Overrides via PORTAL_RATE_LIMIT_<ROUTE>_PER_MINUTE env vars.

Consequences¶

Positive.

OTel traces propagate via W3C Trace-Context end-to-end; the portal plays nicely with Grafana Tempo / Jaeger / Application Insights.
Prometheus /metrics surface gives SRE the standard HTTP RED (rate / errors / duration) triple plus MSAL + store counters with no per-deployment code changes.
Rate-limit DoS protection on every write endpoint, per principal, tunable per route.
Back-compat preserved: portal boots cleanly on deployments without any of the optional extras installed.

Negative.

Three new optional dependencies on the portal extra. The slim footprint is preserved because everything is lazy-imported.
slowapi's in-memory backend is single-process; multi-replica deployments must point at Redis via PORTAL_RATE_LIMIT_STORAGE_URI. Documented in the ADR, operator-visible in the env var name.
OTel auto-instrumentation adds small per-request overhead; OTel's own benchmarks measure < 5 % on FastAPI when the span exporter is batch-configured.

Validation¶

portal/shared/tests/test_observability.py exercises the tracer bootstrap (real SDK + missing-SDK degradation), the /metrics exposition (flag off → 404, flag on → Prometheus text, bearer required when token is set), the in-process metric helpers, and a 429 rate-limit burst. Baseline of 228 → 244 after landing.
curl http://localhost:8000/metrics returns valid Prometheus exposition with the portal's custom counters visible.
Per-principal 429 responses include Retry-After and a human readable body.

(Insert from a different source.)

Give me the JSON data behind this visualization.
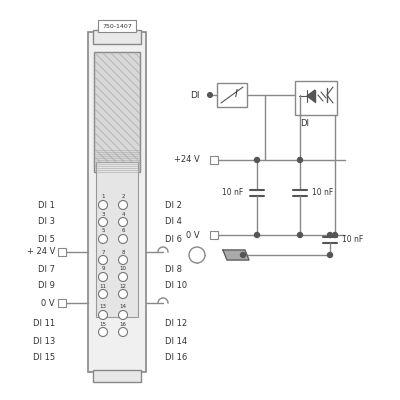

Pros and Cons of the Options¶

Option 1 — OTel + Prometheus client + slowapi (chosen)¶

Pros. Portable, vendor-neutral, battle-tested; lazy-importable; matches the telemetry stack in the rest of csa_platform.
Cons. Three separate optional dependencies to track.

Option 2 — Azure Monitor OpenTelemetry distro¶

Pros. One-line setup for App Insights; no OTLP collector required.
Cons. Vendor-locks the telemetry target; operators running their own OTel collector must disable the auto-configuration; heavier dependency graph.

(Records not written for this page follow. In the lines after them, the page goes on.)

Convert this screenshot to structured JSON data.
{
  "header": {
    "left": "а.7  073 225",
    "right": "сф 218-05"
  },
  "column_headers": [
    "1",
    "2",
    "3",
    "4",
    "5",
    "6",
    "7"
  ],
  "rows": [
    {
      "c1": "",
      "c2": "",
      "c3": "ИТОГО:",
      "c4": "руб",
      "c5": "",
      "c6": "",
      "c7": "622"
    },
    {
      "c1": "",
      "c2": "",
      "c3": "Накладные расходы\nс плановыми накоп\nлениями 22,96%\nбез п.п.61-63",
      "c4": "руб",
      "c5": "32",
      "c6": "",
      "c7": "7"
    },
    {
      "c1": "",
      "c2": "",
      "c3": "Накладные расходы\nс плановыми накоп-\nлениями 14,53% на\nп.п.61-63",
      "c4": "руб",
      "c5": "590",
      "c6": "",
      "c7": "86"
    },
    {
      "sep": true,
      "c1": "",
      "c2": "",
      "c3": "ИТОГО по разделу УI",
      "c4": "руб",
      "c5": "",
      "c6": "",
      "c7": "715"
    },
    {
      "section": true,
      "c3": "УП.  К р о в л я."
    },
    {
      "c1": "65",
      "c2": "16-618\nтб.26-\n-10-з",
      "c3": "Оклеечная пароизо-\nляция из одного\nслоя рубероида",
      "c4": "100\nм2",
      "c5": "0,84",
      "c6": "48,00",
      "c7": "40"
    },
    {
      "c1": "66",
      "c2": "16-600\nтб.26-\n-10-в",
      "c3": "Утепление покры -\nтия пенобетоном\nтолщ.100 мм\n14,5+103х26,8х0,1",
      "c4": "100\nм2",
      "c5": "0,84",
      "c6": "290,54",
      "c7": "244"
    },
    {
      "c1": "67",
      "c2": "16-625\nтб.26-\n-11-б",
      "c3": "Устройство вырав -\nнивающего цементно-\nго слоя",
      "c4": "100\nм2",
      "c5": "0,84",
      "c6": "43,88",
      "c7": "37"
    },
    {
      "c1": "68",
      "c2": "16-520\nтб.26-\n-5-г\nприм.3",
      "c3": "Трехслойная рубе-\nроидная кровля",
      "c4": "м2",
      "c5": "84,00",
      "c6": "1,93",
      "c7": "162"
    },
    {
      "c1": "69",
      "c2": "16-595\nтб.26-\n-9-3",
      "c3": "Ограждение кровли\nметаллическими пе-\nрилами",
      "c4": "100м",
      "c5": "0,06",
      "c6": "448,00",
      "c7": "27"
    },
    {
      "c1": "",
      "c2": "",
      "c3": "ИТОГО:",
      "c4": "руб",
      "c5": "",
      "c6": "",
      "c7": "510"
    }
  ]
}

Option 3 — asgi-prometheus¶

Pros. Tiny dependency surface; fewer lines to maintain.
Cons. No hook for in-process custom counters at the granularity the ticket requires; mounts to the default registry, complicating test isolation.

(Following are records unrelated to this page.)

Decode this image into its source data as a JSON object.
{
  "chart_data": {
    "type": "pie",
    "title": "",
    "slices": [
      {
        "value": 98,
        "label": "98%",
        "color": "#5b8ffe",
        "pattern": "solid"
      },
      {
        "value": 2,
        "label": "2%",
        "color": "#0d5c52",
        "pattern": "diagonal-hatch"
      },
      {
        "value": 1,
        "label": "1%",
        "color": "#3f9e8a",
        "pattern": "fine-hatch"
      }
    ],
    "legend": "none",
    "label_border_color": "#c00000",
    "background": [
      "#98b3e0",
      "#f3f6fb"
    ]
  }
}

Option 4 — limits directly¶

Pros. Fewer packages; finer-grained control.
Cons. Requires re-implementing the decorator, 429 handler, and ASGI middleware that slowapi already ships.

References¶

Code.
Specs.
Related ADRs.
- ADR-0014 — BFF auth (feeds the token-cache hit counter).
- ADR-0016 — async store backend (feeds the SQLite op counter).
- ADR-0019 — HMAC-sealed MSAL token cache (feeds the tamper metric label).